After the constant bombardment at CES last month, it's hard to deny that Intel's Ultrabook spec hasn't hit its stride. And while most are hitting the $1000 mark (for base models, and with a few exceptions) the valuable perks they add in portability and battery life have made them a few fans - including us. Unfortunately, they aren't likely to budge on the all important sticker price for at least another year: DigiTimes reports that ultrabook hardware suppliers are having a hard time lowering the price of components, and the total cost for the skinny laptops is unlikely to shift significantly until 2013.
The primary culprit is SSD drives, which remain pricey even as traditional hard drives offer greater capacities as lower prices. Solid-state drives continue to offer comparatively huge dollar to gigabyte ratios, and their speed and power advantages are unlikely to win over the consumer market, which tends to focus on raw storage. Thin display panels and expensive metal chassis aren't helping the situation.
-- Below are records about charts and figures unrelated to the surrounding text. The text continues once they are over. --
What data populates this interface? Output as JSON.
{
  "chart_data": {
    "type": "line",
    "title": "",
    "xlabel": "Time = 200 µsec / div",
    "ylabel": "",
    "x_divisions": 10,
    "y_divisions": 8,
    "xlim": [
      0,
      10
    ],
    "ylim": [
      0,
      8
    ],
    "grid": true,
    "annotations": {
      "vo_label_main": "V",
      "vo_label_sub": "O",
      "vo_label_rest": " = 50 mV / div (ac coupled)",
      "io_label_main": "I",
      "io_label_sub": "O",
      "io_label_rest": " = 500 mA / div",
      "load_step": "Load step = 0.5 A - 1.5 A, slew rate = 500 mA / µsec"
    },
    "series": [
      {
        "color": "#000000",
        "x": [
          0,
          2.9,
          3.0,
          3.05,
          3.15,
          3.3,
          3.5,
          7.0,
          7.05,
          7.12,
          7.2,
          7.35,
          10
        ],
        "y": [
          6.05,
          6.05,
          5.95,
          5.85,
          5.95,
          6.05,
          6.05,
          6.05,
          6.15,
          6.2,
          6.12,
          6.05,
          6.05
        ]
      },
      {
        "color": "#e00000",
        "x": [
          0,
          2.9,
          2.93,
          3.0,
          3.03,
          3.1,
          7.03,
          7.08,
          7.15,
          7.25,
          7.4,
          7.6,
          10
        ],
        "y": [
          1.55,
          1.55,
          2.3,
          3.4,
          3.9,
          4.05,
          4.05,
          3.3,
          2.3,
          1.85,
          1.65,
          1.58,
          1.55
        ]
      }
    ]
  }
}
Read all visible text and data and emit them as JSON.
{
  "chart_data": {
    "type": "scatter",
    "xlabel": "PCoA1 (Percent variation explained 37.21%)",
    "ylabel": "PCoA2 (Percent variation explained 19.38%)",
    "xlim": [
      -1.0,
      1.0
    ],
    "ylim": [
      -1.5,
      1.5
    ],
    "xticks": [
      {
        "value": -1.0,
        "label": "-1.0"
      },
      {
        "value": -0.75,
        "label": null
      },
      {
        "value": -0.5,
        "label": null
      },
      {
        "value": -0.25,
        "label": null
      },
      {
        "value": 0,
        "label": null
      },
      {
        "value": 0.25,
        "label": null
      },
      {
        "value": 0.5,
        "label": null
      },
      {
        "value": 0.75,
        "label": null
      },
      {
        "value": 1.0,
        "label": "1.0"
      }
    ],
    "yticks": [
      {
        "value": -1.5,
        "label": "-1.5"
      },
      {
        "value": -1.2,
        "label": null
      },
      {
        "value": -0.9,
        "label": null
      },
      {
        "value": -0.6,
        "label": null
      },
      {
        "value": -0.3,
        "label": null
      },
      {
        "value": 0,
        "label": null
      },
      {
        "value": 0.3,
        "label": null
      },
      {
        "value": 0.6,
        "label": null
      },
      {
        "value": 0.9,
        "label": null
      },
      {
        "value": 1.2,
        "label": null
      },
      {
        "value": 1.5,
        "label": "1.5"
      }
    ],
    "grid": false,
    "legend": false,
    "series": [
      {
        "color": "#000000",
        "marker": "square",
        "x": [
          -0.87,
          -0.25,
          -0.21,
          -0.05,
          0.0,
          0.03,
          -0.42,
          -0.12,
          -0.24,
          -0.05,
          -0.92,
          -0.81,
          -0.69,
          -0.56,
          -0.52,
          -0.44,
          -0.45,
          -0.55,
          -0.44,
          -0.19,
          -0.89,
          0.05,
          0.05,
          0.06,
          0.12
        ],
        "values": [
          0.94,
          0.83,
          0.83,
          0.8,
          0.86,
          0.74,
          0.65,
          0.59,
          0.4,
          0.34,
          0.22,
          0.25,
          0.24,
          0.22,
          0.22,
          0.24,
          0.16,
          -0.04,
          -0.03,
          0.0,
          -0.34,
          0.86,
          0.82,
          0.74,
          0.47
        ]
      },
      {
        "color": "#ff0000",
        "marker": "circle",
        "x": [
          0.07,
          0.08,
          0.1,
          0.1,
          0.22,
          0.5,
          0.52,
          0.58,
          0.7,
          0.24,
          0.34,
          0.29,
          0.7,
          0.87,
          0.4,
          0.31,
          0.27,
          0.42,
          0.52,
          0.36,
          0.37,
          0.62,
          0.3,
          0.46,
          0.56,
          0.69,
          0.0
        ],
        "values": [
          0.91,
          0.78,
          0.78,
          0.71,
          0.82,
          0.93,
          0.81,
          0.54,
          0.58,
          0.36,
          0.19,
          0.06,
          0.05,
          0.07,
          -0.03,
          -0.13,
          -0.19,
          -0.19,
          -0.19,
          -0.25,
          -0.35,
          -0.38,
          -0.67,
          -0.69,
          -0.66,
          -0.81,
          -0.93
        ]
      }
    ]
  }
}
Many "premium" ultrabooks are still saddled with relatively high retail prices, like HP's Envy 14 Spectre, hitting the street on Friday with a price of $1399.
Still, there's light at the end of the tunnel for those who want power, style and battery life without breaking the bank. Suppliers and vendors claim that many models will land in Q2 just south of the $800 mark, though computer sellers will be making razor-thin margins and will likely push for either upgraded internals or more expensive alternatives. Intel stated at their CES Ultrabook press event that they're hoping to see the spec lead to significant increases in both computing power and affordability - us too, Intel. Us too.